Competitive Collaboration Redux

There are certain parts of this process that trip me up every time. This challenge is one we’ve talked about before and my answer is pretty much the same.

#DareToExcel Challenge – 11:

Reach out to a collaborator. Define at least one such person.

Draft notes about the following and share: What will you ask of that person? How can you frame your ask in a way that the person recognizes what is of value to her or him? How can you frame the ask in a way that will resonate with a meaningful ideal that transcends both of your self-interest? Hint: Go back to your burning question, and go back to who it’s for.

Bonus points if you actually ask the person within the next two days! Dare you!

Back in February, my answer was this:

This is a great question and one I think about often. In fact, I do have a list of people and ideas. But for now, that’s where this whole discussion needs to stay, for two reasons:

  1. I have given up dealing with the Big Picture for Lent. Obsessing over what I might do some day has been preventing me from taking the small daily steps that I need to take to get me there. So far, it has made a huge difference in my mindset, if not yet my actual productivity. And I need the productivity to catch up. Come the end of Lent, it may be time to reclaim my relationship with the Big Picture, but from where I sit today, I’m pretty sure it won’t.
  2. I’m not ready. Not in a “I need everything to be perfect kind of way,” in a “I need to solidify my own foundation before even considering collaborating with others,” kind of way.

I need to find my stride, build my own voice and vision, become who I need to be in my own right BEFORE inviting anyone else in. Until I do, this week’s more detailed questions have no place in my process. Until I do, I will continue to focus on doing my own physical work, and occasionally, as lightning strikes, adding a name to my list.

My Big Picture challenge for Lent is over, so that is no longer a stumbling block, but the rest continues to hold true. My life has changed dramatically since this post. Very important relationships have ended, leaving a hole that has resisted healing. My financial and work situations have changed–not all for the better. The stress resulting from these changes has triggered health issues that need attention and, in some cases, intervention.

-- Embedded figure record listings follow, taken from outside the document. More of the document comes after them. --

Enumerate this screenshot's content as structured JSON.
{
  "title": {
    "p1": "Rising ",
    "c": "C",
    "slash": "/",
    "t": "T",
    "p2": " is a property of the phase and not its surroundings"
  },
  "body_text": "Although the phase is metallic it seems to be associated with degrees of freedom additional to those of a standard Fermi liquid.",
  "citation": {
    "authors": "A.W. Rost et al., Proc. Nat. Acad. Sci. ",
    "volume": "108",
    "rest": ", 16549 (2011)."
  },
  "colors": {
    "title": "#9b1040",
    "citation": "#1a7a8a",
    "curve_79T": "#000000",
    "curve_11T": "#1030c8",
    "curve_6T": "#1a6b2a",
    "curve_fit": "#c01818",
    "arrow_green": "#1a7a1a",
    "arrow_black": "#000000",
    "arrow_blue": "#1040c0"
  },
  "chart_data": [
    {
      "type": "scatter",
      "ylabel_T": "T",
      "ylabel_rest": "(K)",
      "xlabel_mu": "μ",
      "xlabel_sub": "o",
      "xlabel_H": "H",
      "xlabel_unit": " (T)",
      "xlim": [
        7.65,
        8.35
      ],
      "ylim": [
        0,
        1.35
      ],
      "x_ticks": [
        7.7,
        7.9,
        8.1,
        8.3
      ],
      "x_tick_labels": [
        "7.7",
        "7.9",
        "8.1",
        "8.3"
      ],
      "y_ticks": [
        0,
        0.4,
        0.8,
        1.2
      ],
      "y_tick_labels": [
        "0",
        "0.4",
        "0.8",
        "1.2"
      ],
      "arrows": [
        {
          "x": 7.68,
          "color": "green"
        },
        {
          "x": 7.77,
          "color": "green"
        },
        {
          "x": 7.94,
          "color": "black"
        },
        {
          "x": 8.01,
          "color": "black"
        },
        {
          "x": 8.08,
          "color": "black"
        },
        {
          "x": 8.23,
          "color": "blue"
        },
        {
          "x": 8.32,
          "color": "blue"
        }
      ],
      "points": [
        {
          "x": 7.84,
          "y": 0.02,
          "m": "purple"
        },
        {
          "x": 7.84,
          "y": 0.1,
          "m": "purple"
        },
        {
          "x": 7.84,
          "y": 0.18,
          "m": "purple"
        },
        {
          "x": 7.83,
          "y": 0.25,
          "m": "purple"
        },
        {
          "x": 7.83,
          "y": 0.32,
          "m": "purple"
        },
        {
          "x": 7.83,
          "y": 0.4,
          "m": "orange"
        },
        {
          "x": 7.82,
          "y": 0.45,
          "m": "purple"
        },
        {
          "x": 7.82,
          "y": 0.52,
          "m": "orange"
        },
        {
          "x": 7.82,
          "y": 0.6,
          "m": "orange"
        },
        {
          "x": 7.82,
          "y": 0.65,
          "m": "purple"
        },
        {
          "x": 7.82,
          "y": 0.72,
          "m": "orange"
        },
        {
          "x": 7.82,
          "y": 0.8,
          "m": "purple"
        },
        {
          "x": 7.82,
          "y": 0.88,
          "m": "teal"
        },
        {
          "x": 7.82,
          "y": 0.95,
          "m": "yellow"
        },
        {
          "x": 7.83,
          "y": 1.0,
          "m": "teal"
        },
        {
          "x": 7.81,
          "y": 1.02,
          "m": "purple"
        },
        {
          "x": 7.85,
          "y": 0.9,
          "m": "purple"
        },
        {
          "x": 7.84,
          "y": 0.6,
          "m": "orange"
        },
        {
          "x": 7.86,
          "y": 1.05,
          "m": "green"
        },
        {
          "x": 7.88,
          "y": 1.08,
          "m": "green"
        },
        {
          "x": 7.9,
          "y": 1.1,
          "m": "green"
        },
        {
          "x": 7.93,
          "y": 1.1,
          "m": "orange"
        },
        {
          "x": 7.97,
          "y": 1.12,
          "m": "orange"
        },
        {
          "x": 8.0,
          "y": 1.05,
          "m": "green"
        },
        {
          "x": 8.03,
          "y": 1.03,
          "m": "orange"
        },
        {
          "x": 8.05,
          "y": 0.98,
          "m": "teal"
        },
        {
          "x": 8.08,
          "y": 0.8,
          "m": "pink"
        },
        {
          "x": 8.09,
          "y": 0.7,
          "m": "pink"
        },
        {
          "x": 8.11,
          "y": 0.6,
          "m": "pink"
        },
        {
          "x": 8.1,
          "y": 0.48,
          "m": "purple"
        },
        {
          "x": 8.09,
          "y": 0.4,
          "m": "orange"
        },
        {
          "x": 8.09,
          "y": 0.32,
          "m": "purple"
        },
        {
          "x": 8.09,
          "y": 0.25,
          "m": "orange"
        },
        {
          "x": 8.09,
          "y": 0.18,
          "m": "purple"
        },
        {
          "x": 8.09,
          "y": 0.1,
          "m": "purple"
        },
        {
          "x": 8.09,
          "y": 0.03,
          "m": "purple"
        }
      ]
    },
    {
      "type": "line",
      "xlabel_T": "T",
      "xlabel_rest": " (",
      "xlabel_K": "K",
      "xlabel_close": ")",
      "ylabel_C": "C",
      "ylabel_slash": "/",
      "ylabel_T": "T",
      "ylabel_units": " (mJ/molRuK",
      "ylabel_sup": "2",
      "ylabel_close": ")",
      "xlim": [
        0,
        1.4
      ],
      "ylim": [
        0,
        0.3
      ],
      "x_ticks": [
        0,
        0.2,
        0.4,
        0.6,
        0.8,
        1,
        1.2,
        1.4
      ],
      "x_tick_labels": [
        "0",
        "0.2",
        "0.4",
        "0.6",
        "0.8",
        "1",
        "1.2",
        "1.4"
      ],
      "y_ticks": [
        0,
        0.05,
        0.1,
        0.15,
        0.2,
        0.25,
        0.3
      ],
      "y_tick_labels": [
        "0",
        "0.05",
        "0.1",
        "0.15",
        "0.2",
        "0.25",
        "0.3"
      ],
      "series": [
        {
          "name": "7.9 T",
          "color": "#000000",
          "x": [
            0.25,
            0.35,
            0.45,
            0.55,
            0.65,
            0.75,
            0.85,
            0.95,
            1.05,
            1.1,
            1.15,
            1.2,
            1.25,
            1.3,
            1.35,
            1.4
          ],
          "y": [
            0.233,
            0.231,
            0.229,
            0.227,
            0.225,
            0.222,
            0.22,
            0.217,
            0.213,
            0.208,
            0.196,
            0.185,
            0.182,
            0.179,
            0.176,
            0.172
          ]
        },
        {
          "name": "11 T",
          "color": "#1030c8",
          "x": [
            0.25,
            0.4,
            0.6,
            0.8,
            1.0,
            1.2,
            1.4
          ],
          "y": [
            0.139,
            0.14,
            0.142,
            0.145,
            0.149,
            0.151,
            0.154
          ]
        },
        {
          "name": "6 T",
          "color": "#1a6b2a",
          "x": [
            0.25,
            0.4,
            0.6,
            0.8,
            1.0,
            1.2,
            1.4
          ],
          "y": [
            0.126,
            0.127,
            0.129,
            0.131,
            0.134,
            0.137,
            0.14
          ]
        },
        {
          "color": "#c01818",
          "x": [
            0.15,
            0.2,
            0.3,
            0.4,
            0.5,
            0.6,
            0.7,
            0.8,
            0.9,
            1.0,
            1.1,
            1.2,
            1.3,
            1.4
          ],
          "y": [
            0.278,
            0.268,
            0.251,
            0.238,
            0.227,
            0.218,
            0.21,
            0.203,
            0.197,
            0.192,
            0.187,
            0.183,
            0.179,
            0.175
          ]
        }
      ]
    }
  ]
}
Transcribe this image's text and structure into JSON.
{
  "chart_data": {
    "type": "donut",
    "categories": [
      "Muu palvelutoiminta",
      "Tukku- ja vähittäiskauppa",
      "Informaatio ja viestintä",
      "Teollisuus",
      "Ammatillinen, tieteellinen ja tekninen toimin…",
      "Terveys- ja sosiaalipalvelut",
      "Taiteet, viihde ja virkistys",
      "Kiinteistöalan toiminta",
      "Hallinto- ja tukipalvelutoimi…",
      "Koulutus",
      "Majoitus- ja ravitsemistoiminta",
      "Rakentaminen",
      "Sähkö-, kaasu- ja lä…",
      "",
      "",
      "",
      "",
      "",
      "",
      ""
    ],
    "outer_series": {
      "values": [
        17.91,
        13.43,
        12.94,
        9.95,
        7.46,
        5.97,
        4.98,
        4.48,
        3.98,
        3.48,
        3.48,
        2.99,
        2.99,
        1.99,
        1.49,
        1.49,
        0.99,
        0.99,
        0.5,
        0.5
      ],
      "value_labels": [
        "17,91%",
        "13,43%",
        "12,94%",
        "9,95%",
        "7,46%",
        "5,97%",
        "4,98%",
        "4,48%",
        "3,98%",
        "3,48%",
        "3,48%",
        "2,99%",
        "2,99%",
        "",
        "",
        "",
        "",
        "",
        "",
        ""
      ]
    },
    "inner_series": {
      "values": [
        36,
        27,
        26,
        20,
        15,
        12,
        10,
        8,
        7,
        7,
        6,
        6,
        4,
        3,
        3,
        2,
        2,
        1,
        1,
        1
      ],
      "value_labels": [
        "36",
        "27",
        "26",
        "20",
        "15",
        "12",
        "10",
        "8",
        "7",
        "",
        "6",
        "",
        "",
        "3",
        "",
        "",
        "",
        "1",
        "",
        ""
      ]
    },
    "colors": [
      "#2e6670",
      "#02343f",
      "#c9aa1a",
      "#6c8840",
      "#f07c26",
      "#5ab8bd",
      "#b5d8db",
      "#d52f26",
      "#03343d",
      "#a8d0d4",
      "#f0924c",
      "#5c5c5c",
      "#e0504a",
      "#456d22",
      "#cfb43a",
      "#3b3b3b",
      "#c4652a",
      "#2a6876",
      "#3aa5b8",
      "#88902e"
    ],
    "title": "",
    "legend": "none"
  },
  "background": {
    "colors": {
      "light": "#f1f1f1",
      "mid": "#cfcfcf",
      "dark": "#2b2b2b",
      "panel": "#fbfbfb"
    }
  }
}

BUT… out of the resulting maelstrom has come a new focus–one that better encompasses the most important values and ideas from the last 8 months of introspection beginning with the #Quest challenge in December. So while I still have a list of people and ideas, I find myself needing once again to solidify, if not completely rebuild, my own foundation.

As I noted on the last day of last year, I chose the word CULTIVATE to guide my work in 2015. Seven months later, with everything going on, that word no longer quite fits what I need. Cultivate is about tilling, planting, growing, encouraging. I need a word that represents gathering of all of my lost, damaged, and disparate loves, ideas, and pieces of myself, bringing them all together to mix and steep, and meld into something that can feed not only me, but the world. This time has become a time of reclaiming, healing, reflecting. Yes, the time for connecting, collaborating, building will come. But that time is not now. Now is the time of COMPOST–of allowing the alchemy of time and space and chemistry to transform what no longer seems edible, viable, useful into the elixir from which everything grows.